Ricardo André Vasconcelos – Um país à mercê das trapaças da sorte?

 

“Trapaças da sorte” ou “urdiduras do diabo”. Foi como dois ministros do Supremo Tribunal Federal reagiram à morte do colega de toga, horas antes num acidente aéreo no litoral de Paraty. O morto era Teori Zavascki, relator do processo que investiga um dos maiores escândalos de corrupção do mundo e a poucos dias de concluir a homologação de colaborações premiadas de 77 executivos da maior empreiteira nacional. Os processos podem redundar no indiciamento de duas centenas de políticos citados, incluindo 128 com mandato, entre eles os presidentes do Congresso e da República.

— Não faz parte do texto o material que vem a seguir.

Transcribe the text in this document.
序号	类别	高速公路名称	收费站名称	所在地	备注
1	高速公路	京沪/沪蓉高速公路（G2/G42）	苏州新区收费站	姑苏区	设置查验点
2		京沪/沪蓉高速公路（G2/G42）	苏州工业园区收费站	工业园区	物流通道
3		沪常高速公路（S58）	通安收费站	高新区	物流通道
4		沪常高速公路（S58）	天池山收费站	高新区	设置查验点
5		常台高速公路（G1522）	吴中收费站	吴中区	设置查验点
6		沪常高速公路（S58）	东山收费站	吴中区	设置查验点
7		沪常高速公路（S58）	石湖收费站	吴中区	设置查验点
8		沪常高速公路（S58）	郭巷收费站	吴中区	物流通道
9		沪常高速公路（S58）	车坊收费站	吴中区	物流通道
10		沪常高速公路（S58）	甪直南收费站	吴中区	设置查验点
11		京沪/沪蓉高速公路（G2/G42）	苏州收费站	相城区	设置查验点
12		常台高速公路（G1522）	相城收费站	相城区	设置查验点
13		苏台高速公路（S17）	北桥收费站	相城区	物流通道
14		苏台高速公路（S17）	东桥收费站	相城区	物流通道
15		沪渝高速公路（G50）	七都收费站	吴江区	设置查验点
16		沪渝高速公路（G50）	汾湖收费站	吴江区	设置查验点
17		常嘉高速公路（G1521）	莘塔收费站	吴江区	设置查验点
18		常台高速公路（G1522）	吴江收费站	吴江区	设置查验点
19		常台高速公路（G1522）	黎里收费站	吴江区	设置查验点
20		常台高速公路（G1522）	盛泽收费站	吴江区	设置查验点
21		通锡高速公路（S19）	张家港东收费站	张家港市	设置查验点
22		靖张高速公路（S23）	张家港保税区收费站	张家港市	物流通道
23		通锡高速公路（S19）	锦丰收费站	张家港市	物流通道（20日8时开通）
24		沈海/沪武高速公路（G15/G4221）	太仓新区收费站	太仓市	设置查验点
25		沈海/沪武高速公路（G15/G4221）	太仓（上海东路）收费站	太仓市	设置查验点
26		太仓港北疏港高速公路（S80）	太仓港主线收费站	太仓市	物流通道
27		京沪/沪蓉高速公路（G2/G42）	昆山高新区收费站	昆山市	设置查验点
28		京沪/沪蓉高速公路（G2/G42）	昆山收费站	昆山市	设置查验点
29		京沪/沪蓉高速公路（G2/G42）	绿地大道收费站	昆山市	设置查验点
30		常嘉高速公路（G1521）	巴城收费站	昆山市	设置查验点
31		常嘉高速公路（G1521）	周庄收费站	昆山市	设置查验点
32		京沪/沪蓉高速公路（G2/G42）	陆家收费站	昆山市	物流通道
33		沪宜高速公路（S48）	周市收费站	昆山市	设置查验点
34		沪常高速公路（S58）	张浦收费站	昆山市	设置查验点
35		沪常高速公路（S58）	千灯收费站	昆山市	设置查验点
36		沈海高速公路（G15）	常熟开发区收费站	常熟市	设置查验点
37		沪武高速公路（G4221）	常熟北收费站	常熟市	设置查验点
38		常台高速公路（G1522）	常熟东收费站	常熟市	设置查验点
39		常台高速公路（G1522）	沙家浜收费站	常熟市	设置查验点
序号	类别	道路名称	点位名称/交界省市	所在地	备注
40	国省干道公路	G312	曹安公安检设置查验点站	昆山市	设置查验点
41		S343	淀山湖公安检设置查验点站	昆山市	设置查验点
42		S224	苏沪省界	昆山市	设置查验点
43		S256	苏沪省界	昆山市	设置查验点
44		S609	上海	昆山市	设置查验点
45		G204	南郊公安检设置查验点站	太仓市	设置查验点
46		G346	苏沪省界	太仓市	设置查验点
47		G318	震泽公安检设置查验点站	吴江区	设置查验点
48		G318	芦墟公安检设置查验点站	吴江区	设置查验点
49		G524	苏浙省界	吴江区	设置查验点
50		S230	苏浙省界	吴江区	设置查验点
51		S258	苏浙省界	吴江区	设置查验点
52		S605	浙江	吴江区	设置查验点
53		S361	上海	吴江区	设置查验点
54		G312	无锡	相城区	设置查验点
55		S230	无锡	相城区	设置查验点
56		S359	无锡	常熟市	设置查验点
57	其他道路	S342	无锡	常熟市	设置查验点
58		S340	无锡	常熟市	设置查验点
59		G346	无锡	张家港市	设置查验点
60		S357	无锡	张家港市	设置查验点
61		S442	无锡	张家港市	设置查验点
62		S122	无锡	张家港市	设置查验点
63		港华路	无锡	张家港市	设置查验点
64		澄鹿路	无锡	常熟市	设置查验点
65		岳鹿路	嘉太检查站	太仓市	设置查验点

Ingredientes suficientes para alimentar teorias da conspiração de todos os tipos, à direita e à esquerda. Nas redes sociais o próprio filho de Zavascki levantou suspeita de algo poderia existir de “não acidental” na queda do avião. Em maio do ano passado, o mesmo filho registrou em rede social que se algo acontecesse a sua família, a Polícia saberia a quem procurar. Mais não disse e nem mais lhe foi perguntado.
Em quatro anos na Suprema Corte, Zavascki contrariou interesses diversos: suspendeu o mandato de Eduardo Cunha (PMDB-RJ), tirando-o da presidência da Câmara, cortando assim o suprimento de oxigênio político que o fazia manter em vergonhoso banho-maria o processo de cassação do próprio mandato. Algumas decisões favoreceram ao Lula e outras foram de encontro aos interesses dos ex-presidentes petistas. Com Renan Calheiros (PMDB), também deu uma no prego, outra na ferradura: determinou o indiciamento num processo que se arrastava quase há uma década, mas votou com a maioria para mantê-lo na presidência do Senado, mas fora da linha sucessória da Presidência da República. Um “puxadinho constitucional”.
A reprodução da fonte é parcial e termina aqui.